3. Colonel Barry and Motuth are defeated before they can fire the missiles on Russia. Suddenly the music turns ridiculously melodramatic as the Doctor points out there’s still another alien to defeat and the crisis is not over. ‘In fact, you could say it’s just begun!’ Dear God, this has to be one of the most embarrassing cliffhanger in all of Doctor Who...

4. Ossup’s Russian ally sets up a fake crime scene with the unconscious Harlan as scapegoat to distract the Russian police and allow them time to start their evil plan. ‘Nothing will stand between us and victory!’ gobbles Ossup. Not quite so embarrassing as the last cliffhanger, but certainly as pathetic.

5. Both sickened at Dara’s lust for Harlan, the Doctor and Mark hurry into the TARDIS and vow never to discuss this matter ever, ever again. The time machine takes off ostensibly to England.



Miscellaneous:
This story replaced the ditched Empty Earth, also by Joseph Medina. No idea what it was about, but I like to think it was about Atlantean mutants living inside the core of the Earth, kidnapping surface dwellers and gathering them together with prehistoric monsters... wait. That was probably why it was ditched.


What Could Have Been Done To Improve It:

- A larger cast. This is just embarrassing hearing the Doctor and Dara pretending to be some teenage couple that get eaten...

- Cut all of UNIT’s incredulity in part one. It’s just tedious.

- Get UNIT some kind of professional pride. They are so clueless, idiotic and downright useless I’d rather Torchwood Three was sorting out delicate problems between the super powers...

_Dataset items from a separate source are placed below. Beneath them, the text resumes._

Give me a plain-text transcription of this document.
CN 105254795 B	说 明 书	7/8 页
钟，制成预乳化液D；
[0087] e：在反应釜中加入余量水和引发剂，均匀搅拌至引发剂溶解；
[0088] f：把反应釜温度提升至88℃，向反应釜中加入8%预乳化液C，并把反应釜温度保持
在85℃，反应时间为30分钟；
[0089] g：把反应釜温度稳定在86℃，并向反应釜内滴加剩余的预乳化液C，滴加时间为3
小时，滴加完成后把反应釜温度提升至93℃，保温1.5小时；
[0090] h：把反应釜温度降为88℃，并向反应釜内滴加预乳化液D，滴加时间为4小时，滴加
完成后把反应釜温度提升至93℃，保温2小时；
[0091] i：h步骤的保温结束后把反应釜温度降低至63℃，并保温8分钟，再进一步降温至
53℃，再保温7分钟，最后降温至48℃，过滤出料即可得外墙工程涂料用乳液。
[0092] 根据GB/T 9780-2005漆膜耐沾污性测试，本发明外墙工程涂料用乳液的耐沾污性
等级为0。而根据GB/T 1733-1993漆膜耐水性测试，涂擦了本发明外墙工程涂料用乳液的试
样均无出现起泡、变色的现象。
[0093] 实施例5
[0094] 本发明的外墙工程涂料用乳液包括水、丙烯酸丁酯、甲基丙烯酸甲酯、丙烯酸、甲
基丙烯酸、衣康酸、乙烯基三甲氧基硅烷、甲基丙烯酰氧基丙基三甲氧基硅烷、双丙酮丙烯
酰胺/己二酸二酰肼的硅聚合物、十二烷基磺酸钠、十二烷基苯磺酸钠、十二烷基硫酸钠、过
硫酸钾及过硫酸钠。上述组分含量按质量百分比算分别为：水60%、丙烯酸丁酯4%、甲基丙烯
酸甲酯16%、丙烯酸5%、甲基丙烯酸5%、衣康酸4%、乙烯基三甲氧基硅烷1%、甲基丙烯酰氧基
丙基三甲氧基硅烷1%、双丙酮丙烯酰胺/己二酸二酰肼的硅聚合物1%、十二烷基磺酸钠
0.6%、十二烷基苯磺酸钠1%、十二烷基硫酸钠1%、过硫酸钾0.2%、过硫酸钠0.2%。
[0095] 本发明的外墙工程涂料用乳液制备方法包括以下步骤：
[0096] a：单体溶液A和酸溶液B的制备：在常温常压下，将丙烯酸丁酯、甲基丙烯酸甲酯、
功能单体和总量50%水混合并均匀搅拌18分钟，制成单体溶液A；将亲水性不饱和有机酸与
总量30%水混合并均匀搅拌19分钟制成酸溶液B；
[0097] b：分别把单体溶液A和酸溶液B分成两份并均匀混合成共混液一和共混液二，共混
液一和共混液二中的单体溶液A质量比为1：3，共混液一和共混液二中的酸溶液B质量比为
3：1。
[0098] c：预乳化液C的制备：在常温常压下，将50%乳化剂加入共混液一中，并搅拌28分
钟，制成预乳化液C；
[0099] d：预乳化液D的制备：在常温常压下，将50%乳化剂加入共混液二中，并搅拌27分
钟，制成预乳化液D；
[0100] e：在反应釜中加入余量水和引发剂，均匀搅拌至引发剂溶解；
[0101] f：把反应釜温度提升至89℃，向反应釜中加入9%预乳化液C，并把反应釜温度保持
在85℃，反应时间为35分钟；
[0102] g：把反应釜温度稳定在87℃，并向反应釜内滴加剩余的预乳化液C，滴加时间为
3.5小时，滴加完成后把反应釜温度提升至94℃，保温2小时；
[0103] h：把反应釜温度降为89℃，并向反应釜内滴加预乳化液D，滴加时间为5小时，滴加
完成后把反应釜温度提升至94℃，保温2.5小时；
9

- the accents... sweet Jesus of Nazareth... the accents!


The Party Line:
A well woven, character-driven piece, Dark Dreams still seems to fail due to that bugaboo known as lack of budget. There are simply too many characters verses not enough actors and a distinct lack of sound effects used when this obviously should have been one of those big-budget blockbusters. If you can manage to get past what it sounds like, however, and concentrate solely on the story, Dark Dreams rises above the rags that it was clothed in.


The Awful Truth:
A padded, virtually plotless runaround, lack of budget is least of its worries. Characterization consists solely of “I had to do what I had to, to stop them before they stop us!”. Americans, Ulasi, Russians, UNIT, let them all burn. The accents are appalling, the characters unengaging, the plot resolution an out of the blue dues ex machina, and a distinctly immoral ending as a teenage girl has sexual fantasies over a centuries-old alien and the UN and the KGB form an alliance based on slaughtering mutual enemies. There’s five episodes of plot spared between two of them. If people think this is a deep story, then they are worryingly easy to impress.


Illustrations:
The cover for Dark Dreams. While technically well done, you will notice that the artist has mistakenly believed the aliens are from different races when they are suppost to be identical. Or is that me being all "they look the same to me" speciesist again?

The Doctor and Dara brood in the darkness. This illustration is notable because I can't remember a scene like this occuring in the story, and also because... just look at it! Does she LOOK like a fifteen year old? HOW DUMB DO THEY THINK WE ARE?!?